C++ guys hate static_if?

Don turnyourkidsintocash at nospam.com
Fri Mar 15 03:50:46 PDT 2013


On Friday, 15 March 2013 at 06:51:15 UTC, Dmitry Olshansky wrote:
> 15-Mar-2013 10:47, Walter Bright пишет:
>> On 3/14/2013 11:36 PM, Dmitry Olshansky wrote:
>>> 15-Mar-2013 01:58, Andrei Alexandrescu пишет:
>>>> On 3/14/13 4:37 PM, Dmitry Olshansky wrote:
>>>>> Point taken. That doesn't detract us from:
>>>>> a) fixing issues with -cov
>>>>
>>>> Yes please (are there bugzilla entries etc)?
>>>
>>> template powerup(T) //usable as template mixin too
>>> {
>>>     //imagine more constraints
>>>     static if(size_t.sizeof == 4)
>>>         alias bleh = blah;
>>>     else
>>>         alias bleh = oldBlah;
>>>     //...
>>> }
>>>
>>> Now first mixin template don't get counted at all (even code 
>>> within).
>>> Then declarations are ignored and you'll never know which 
>>> ones were
>>> ever looked at.
>>
>> -cov only counts executable lines.
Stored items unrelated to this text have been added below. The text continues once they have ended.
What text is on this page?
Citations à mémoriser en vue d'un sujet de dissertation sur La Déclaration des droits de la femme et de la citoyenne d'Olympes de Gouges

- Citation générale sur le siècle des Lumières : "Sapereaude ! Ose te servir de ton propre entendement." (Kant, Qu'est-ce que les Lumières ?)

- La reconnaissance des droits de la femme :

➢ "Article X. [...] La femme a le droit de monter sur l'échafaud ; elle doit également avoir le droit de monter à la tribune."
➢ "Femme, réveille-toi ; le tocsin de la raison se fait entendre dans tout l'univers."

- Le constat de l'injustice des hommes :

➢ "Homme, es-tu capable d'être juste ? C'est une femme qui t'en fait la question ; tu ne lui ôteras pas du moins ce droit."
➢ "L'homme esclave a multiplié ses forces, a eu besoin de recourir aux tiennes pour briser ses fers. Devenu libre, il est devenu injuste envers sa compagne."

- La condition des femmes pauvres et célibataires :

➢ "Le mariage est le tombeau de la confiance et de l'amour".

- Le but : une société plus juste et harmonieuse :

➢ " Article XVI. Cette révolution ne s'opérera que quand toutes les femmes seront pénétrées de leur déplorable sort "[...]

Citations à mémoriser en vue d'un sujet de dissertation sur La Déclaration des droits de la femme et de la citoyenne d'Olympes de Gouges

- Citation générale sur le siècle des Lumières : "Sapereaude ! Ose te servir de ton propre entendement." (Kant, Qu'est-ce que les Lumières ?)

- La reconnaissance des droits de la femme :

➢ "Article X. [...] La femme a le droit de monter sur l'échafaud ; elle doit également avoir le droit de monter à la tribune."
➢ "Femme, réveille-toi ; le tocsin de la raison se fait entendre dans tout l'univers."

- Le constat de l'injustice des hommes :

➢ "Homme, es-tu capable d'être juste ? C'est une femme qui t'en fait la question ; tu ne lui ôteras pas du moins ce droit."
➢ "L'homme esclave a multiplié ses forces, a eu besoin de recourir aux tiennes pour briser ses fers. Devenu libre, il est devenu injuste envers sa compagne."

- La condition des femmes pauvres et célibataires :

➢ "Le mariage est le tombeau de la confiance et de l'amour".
The above are not 
>> executable - I
>> don't see any way to make them work with -cov.
>>
>
> The information can be trivially collected during semantic 
> analysis of declarations.
>
> How to merge this compile-time info with run-time one as in 
> -cov is a another question. I'd try outputting some table into 
> object file (special section etc.) and then -cov would use it 
> to mark non-executable code.

We need to do something like this. Without some kind of 
"instantiation coverage", it's practically impossible to be 
confident that your D templates are
correct. Actually I'm not certain that it needs to be the same 
file as -cov.
I mean, you might want to check that you have 100% template 
instantiation coverage, before you do your runtime tests.

It can be interesting to know that a line in a function template 
is instantiated 10 times, and run 3 times, whereas another line 
is run 857 times, but only instantiated once.